As operações ocorreram ao longo da terça-feira, com recompras de R$ 9,05 bilhões em títulos prefixados pela manhã e R$ 7,07 bilhões em papéis atrelados à inflação à tarde. Na véspera, o volume já havia alcançado R$ 27,5 bilhões, indicando uma atuação coordenada e acelerada para responder ao aumento das pressões no mercado financeiro.
O volume mobilizado supera episódios anteriores de estresse, inclusive durante a pandemia de covid-19, quando as recompras somaram R$ 35,56 bilhões ao longo de 15 dias. Também ultrapassa, em termos nominais, intervenções registradas em momentos como as manifestações de 2013 e a greve dos caminhoneiros de 2018.

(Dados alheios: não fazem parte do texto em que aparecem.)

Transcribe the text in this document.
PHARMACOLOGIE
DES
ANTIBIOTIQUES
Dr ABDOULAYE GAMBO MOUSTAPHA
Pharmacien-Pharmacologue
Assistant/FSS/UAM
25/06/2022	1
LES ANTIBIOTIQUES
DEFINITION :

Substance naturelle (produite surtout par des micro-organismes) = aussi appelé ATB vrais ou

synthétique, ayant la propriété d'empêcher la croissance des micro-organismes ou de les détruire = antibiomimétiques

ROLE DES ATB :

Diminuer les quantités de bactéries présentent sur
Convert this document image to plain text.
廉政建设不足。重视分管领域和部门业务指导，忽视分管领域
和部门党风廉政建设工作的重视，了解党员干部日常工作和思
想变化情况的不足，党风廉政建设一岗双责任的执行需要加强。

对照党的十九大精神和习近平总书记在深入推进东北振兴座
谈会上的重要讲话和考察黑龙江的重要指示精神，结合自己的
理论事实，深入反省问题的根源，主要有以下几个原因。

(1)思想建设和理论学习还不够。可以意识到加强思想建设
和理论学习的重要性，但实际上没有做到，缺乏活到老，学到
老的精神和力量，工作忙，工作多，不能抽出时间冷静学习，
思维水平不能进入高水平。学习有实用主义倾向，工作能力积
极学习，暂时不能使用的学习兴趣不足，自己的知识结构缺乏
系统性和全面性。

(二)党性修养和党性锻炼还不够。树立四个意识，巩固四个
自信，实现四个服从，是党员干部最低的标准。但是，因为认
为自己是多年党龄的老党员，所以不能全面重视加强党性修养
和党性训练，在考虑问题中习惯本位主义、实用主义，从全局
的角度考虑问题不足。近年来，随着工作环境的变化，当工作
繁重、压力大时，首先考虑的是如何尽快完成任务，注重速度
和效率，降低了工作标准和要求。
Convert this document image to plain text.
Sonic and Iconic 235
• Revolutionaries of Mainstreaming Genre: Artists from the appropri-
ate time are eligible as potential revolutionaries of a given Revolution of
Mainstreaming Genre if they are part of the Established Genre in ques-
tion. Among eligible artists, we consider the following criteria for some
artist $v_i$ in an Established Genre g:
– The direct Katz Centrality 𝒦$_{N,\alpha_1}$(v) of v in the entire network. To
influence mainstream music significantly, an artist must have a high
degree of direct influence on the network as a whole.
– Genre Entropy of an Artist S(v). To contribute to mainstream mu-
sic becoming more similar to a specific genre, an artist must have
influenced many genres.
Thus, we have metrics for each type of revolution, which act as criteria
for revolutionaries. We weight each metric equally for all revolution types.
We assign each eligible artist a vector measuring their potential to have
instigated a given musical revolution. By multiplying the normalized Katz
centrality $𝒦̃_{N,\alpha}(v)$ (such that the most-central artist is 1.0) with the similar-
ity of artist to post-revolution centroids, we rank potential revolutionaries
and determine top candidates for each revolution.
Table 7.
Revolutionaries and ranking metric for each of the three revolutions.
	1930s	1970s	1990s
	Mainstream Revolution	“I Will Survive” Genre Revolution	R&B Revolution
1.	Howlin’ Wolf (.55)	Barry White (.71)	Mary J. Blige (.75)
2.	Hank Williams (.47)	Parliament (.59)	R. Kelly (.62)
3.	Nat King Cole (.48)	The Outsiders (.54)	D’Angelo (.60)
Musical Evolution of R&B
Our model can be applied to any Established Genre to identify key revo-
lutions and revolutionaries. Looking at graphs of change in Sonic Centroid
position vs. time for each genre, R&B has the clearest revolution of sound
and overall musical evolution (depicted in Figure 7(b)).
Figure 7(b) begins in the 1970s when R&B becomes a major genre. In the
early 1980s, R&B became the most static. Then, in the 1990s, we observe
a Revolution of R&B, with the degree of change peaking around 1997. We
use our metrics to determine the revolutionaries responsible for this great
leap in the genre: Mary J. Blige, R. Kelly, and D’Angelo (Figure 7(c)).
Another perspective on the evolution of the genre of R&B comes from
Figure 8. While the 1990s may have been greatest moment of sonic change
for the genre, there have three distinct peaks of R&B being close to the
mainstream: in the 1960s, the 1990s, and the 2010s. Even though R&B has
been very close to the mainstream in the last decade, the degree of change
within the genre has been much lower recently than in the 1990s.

A estratégia busca reduzir oscilações na curva de juros futuros, referência para as expectativas de mercado em relação à taxa básica da economia. O aumento recente dessas taxas foi impulsionado por fatores externos, como o avanço do conflito no Irã e a alta do petróleo, além de incertezas domésticas.
A decisão de intensificar as recompras chama atenção pelo timing. A atuação acontece na mesma semana em que o Comitê de Política Monetária se reúne para definir a taxa Selic, momento em que o Tesouro historicamente evita intervenções para não interferir na leitura do mercado.
A curva de juros futuros funciona como termômetro das expectativas econômicas e influencia diretamente as decisões do Banco Central
A leitura atual do mercado está dividida. Parte dos analistas projeta um corte de 0,25 ponto percentual na Selic, enquanto outra parcela ainda aposta em uma redução maior. Antes da recente escalada de tensões internacionais, o cenário predominante indicava corte de 0,5 ponto.
O ambiente global contribui para o aumento da percepção de risco. A elevação dos preços do petróleo, associada ao conflito no Oriente Médio, reforça preocupações inflacionárias e impacta diretamente as expectativas sobre juros.
No cenário doméstico, o risco de uma nova paralisação de caminhoneiros adiciona pressão, relembrando os efeitos econômicos observados em 2018, quando houve impacto relevante sobre inflação e atividade econômica.
| Fator | Efeito no mercado |
| Conflito internacional | Pressão inflacionária |
| Alta do petróleo | Elevação dos custos |
| Risco de greve | Aumento da incerteza interna |
Mesmo com a atuação do Tesouro, os indicadores de mercado seguiram pressionados ao longo do dia. A taxa de juros para janeiro de 2027 subiu para 14,13% ao ano, enquanto o câmbio reduziu a queda e a bolsa perdeu parte do avanço.
A continuidade das recompras dependerá da evolução desse cenário, que segue aberto e sensível a novos eventos tanto no ambiente internacional quanto nas decisões internas previstas para os próximos dias.